"Any matrix $A\in SU(2)$ can be written as $\begin{pmatrix}z & -\overline w \\ w & \overline z\end{pmatrix}$ for some $w,z\in\mathbb C$ with $|w|^2+|z|^2=1$. Moreover, every matrix of this form is diagonalizable, that is, there exists $B\in SO(2)$ such that $BAB^{-1}$ is a diagonal matrix."
I have read this statement but I do not understand why any matrix of $SU(2)$ is diagonalizable? and why the matrix that we will find will be in $SO(2)$ and not in $SU(2)$? can not it be with complex entries?
On
Unitary matrices are normal, and therefore diagonalizable using a unitary $B$.
EDIT: Look up normal matrix
However, it is not true that $B$ is in $SO(2)$: that must be a misprint for $SU(2)$. A rotation by an angle not a multiple of $\pi$ is a real member of $SU(2)$ with non-real eigenvalues, and therefore the $B$ can't be real.
For example, try $$A = \pmatrix{0 & -1\cr 1 & 0\cr}$$
where with $$B = \frac{1}{\sqrt{2}} \pmatrix{1 & i\cr i & 1\cr}$$ we have $$BAB^{-1} = \pmatrix{i & 0\cr 0 & -i}$$
The way over normal matrices is really the way to go here. However, you can also see the result by a simple investigation into the characteristic polynomial.
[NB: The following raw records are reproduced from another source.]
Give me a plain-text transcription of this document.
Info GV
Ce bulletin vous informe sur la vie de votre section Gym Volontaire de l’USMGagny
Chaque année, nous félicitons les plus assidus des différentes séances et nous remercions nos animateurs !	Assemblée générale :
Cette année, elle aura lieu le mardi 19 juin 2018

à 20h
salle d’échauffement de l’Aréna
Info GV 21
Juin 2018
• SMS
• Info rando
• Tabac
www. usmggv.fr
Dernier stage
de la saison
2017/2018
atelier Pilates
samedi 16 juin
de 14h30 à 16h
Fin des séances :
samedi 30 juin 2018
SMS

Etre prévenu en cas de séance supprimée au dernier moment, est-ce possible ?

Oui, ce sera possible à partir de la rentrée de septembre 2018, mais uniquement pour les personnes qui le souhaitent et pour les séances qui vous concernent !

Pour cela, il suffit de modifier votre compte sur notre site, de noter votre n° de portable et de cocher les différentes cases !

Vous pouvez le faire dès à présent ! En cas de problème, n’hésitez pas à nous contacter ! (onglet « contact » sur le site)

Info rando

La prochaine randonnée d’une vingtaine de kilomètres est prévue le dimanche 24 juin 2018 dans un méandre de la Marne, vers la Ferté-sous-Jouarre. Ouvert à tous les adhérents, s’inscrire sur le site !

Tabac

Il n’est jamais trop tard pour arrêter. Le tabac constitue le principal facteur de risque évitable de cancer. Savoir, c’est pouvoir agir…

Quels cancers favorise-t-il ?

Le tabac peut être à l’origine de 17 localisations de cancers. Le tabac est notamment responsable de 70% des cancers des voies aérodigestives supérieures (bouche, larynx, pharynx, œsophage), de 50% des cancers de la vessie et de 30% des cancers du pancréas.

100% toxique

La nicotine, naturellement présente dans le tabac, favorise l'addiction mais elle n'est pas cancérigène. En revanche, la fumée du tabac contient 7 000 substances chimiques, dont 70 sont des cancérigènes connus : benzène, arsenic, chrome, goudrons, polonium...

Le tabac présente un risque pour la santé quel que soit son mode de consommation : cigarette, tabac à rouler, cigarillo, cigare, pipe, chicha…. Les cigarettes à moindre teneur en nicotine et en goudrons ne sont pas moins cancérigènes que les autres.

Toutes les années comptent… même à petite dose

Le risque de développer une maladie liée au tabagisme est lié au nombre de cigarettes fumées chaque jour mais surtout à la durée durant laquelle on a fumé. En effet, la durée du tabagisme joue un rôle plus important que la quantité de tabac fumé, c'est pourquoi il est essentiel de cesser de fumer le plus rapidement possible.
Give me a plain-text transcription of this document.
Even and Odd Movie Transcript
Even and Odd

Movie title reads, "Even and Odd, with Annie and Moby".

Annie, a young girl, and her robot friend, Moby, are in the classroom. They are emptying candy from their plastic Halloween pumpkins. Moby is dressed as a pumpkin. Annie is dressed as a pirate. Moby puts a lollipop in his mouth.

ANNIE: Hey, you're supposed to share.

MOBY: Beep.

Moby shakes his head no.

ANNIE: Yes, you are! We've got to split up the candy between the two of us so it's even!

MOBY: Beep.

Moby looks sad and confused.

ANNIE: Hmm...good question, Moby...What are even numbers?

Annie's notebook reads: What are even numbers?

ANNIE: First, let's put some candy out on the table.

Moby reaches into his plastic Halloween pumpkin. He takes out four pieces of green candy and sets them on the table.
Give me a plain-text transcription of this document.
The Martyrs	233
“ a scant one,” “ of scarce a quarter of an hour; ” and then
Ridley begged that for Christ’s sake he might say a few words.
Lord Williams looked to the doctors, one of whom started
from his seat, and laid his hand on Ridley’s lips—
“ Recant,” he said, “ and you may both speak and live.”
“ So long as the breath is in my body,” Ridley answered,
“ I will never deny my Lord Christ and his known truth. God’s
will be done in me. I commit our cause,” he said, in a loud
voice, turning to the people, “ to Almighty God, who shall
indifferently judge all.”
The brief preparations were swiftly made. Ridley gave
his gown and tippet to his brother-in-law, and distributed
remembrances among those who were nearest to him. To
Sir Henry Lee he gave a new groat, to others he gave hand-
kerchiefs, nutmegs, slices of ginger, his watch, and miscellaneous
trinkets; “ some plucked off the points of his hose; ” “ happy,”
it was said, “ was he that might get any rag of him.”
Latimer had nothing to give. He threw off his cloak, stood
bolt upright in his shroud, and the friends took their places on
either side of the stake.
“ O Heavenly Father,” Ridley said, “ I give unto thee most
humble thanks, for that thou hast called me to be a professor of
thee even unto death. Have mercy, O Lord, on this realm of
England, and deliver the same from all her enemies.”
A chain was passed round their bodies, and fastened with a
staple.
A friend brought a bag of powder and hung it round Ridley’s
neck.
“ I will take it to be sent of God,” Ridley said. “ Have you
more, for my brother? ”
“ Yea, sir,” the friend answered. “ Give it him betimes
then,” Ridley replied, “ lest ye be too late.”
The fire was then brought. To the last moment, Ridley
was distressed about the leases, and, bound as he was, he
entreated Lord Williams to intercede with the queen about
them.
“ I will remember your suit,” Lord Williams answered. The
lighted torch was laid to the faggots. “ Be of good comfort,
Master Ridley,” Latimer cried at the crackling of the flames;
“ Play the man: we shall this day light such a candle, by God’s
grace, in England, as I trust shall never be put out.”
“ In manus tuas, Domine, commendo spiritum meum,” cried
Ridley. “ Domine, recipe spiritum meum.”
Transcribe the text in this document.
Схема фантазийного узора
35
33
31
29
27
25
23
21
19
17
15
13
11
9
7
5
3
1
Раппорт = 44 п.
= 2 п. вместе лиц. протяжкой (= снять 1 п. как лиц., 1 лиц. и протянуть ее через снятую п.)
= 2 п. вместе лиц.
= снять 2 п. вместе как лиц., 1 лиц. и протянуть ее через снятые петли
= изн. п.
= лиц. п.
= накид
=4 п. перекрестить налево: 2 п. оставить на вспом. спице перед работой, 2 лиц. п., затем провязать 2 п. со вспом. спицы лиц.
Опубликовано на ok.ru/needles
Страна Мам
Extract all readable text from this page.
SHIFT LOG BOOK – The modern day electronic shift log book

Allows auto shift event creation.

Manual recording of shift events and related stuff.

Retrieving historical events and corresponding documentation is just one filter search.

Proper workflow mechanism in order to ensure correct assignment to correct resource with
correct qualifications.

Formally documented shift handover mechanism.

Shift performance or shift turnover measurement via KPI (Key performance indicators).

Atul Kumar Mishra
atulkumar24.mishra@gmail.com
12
Take $$A=\begin{pmatrix}z &-\bar w\\w &\bar z\end{pmatrix},$$ then the characteristic polynomial of $A$ is given by $$p_A(\lambda)=(z-\lambda)(\bar z-\lambda)+w\bar w=z\bar z-\bar z\lambda-z\lambda+\lambda^2+w\bar w$$ Now, for $z\in\mathbb C$, you have $z\bar z=|z|^2$, and thus as $|z|^2+|w|^2=1$:
$$p_A(\lambda)=\lambda^2-(z+\bar z)\lambda+1$$
Now, $\mathfrak R(z)=\frac{z+\bar z}{2}$ and thus
$$p_A(\lambda)=\lambda^2-2\mathfrak{R}(z)\lambda+1$$. You can now see that $p_A$ has two complex roots by looking at the discriminant of $p_A$:
$$(\frac{-2\mathfrak{R}(z)}{2})^2-1=(\mathfrak R(z))^2-1$$
and as $|z|^2<1$, you have $(\mathfrak R(z))^2<1$ and thus $(\mathfrak R(z))^2-1<0$. Thus, the matrix $A$ has two complex eigenvalues and thus can be diagonalized.